Discussion in 'Chicken Behaviors and Egglaying' started by marie, Apr 15, 2009.

  1. marie

    marie Out Of The Brooder

    Jun 9, 2008
    NW Oregon Coast
    I have an old booklet written by an 87 yr old woman who had chickens most of her life. In it she suggests that you can encourage a hen to be broody by not feeding her egg layer food, increasing her diet of grains, and providing her with a quiet, dark place to set up her nest. Has anyone had any luck in making a hen go broody? Marie
  2. Sallyschickens

    Sallyschickens Chillin' With My Peeps

    Mar 30, 2009
    Puget Sound Baby!
    Hi Marie,

    By any chance was this booklet written by a woman who lived on Bainbridge Island, WA? If so, I think I have the same book.

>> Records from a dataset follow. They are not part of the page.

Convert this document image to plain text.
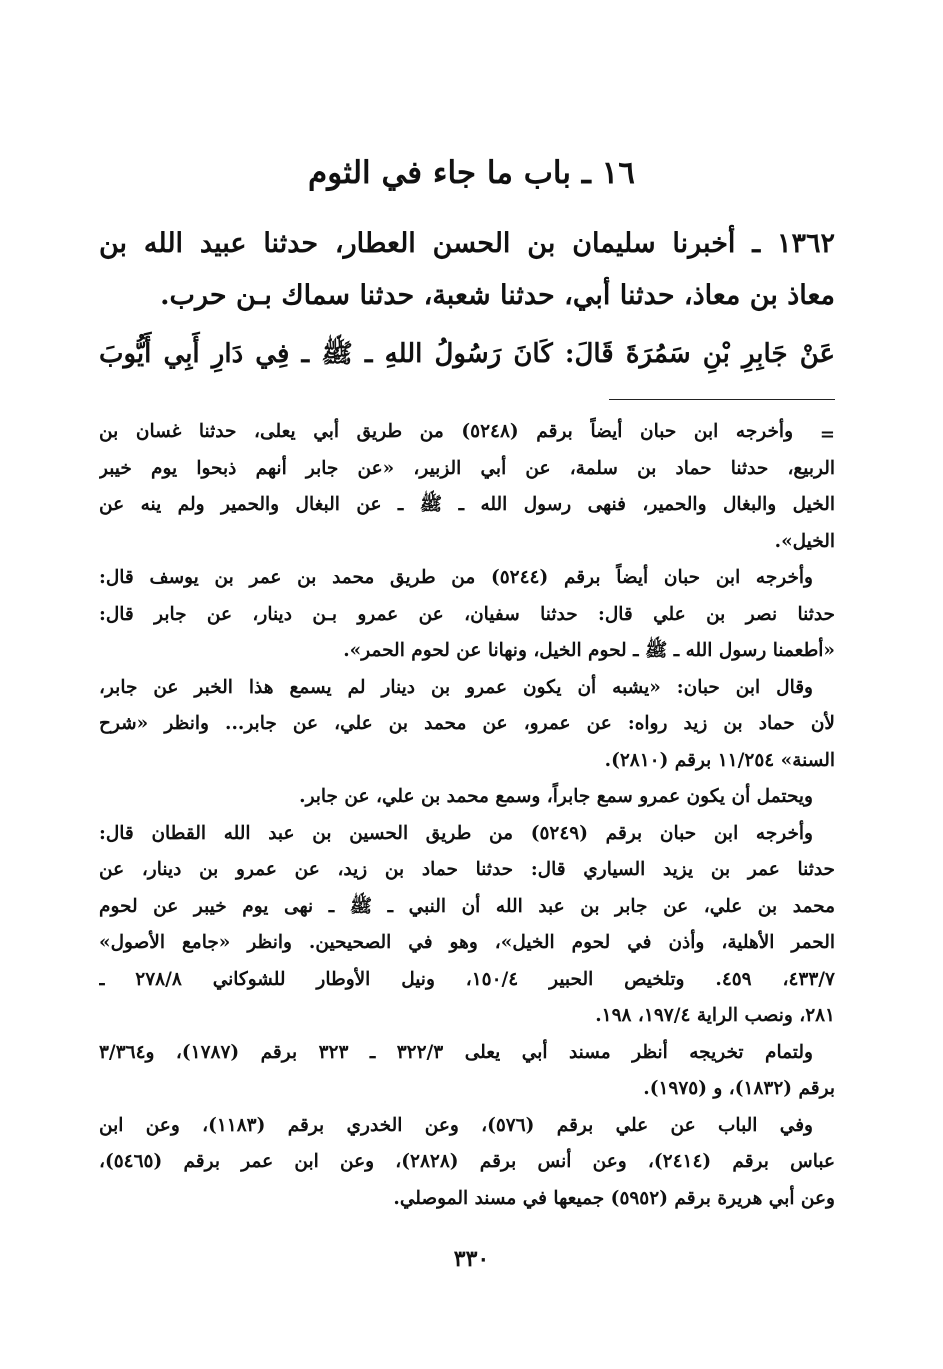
١٦ ـ باب ما جاء في الثوم
١٣٦٢ ـ أخبرنا سليمان بن الحسن العطار، حدثنا عبيد الله بن
معاذ بن معاذ، حدثنا أبي، حدثنا شعبة، حدثنا سماك بـن حرب.
عَنْ جَابِرِ بْنِ سَمُرَةَ قَالَ: كَانَ رَسُولُ اللهِ ـ ﷺ ـ فِي دَارِ أَبِي أَيُّوبَ
=
وأخرجه ابن حبان أيضاً برقم (٥٢٤٨) من طريق أبي يعلى، حدثنا غسان بن
الربيع، حدثنا حماد بن سلمة، عن أبي الزبير، «عن جابر أنهم ذبحوا يوم خيبر
الخيل والبغال والحمير، فنهى رسول الله ـ ﷺ ـ عن البغال والحمير ولم ينه عن
الخيل».
وأخرجه ابن حبان أيضاً برقم (٥٢٤٤) من طريق محمد بن عمر بن يوسف قال:
حدثنا نصر بن علي قال: حدثنا سفيان، عن عمرو بـن دينار، عن جابر قال:
«أطعمنا رسول الله ـ ﷺ ـ لحوم الخيل، ونهانا عن لحوم الحمر».
وقال ابن حبان: «يشبه أن يكون عمرو بن دينار لم يسمع هذا الخبر عن جابر،
لأن حماد بن زيد رواه: عن عمرو، عن محمد بن علي، عن جابر... وانظر «شرح
السنة» ١١/٢٥٤ برقم (٢٨١٠).
ويحتمل أن يكون عمرو سمع جابراً، وسمع محمد بن علي، عن جابر.
وأخرجه ابن حبان برقم (٥٢٤٩) من طريق الحسين بن عبد الله القطان قال:
حدثنا عمر بن يزيد السياري قال: حدثنا حماد بن زيد، عن عمرو بن دينار، عن
محمد بن علي، عن جابر بن عبد الله أن النبي ـ ﷺ ـ نهى يوم خيبر عن لحوم
الحمر الأهلية، وأذن في لحوم الخيل»، وهو في الصحيحين. وانظر «جامع الأصول»
٤٣٣/٧، ٤٥٩. وتلخيص الحبير ١٥٠/٤، ونيل الأوطار للشوكاني ٢٧٨/٨ ـ
٢٨١، ونصب الراية ١٩٧/٤، ١٩٨.
ولتمام تخريجه أنظر مسند أبي يعلى ٣٢٢/٣ ـ ٣٢٣ برقم (١٧٨٧)، و٣/٣٦٤
برقم (١٨٣٢)، و (١٩٧٥).
وفي الباب عن علي برقم (٥٧٦)، وعن الخدري برقم (١١٨٣)، وعن ابن
عباس برقم (٢٤١٤)، وعن أنس برقم (٢٨٢٨)، وعن ابن عمر برقم (٥٤٦٥)،
وعن أبي هريرة برقم (٥٩٥٢) جميعها في مسند الموصلي.
٣٣٠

    Anyway, those sound like intelligent ideas to begin with. I had a hen (frizzle) who went broody at least 4 times a year, rooster or not. Usually it was because I didn't collect her eggs in a timley manner.

    Try not collecting the eggs for a while.

    Good luck!
  3. Lollipop

    Lollipop Chillin' With My Peeps

    I agree with Sally. It is possible to coax a hen to set by leaving eggs in her nest. I usually leave a couple in the nest until the hen is locked on for a couple days, then replace them with eggs I want her to hatch. You can take out the dummy eggs and put as many as she can comfortably cover under her. Don`t get greedy and over do it. Most full size hens can cover 12 eggs, bantams somewhat less. Change the eggs out at night so as to not stress her.....Pop
  4. sillybirds

    sillybirds Chillin' With My Peeps

    Aug 5, 2008
    I think I may have inadvertently caused my Black Australorp to go broody by leaving several fake eggs in the nest boxes (to prevent egg-eating). After reading up on broodiness, and how to break it, I took the fake eggs out yesterday. Today she seems to be back to her normal (nonbroody) self.
  5. marie

    marie Out Of The Brooder

    Jun 9, 2008
    NW Oregon Coast
    Yes, Sally, you are right. The book was written by Minnie Rose Lovgreen and she and her husband did have a farm on Bainbridge Island. In it Minnie also suggests putting a bunch of plastic/glass eggs in the nest and saving the real eggs in a cool place. Then, when the hen is setting pretty seriously (all day except for 15 or so minutes off the nest) you can slip the real eggs under her at night when she's drowsy. That way they all hatch at around the same time, which according to Minnie is important. Taking her off egg maker and increasing the grains in her diet is supposed to raise her temperature (according to Minnie) and make her feel like setting. I had one of my hens go broody and she managed to hatch out one live chick (one wandered off and died and the others never hatched because she got off the nest to look after the one chick). So, now that I think I have a better idea of what to expect and how to set things up for hatching, I'd like to get that hen to set again. But so far no luck (even with all of Minnie's help)......Marie
  6. Southernbelle

    Southernbelle Gone Broody

    Mar 17, 2008
    I read a really neat article in the latest Backyard Poultry and he mentions the grain diet as a tool to induce broodiness. He was working with a breed already prone to broodiness and they have to be at the right point in their broody cycle but it can give them a nudge in the right direction.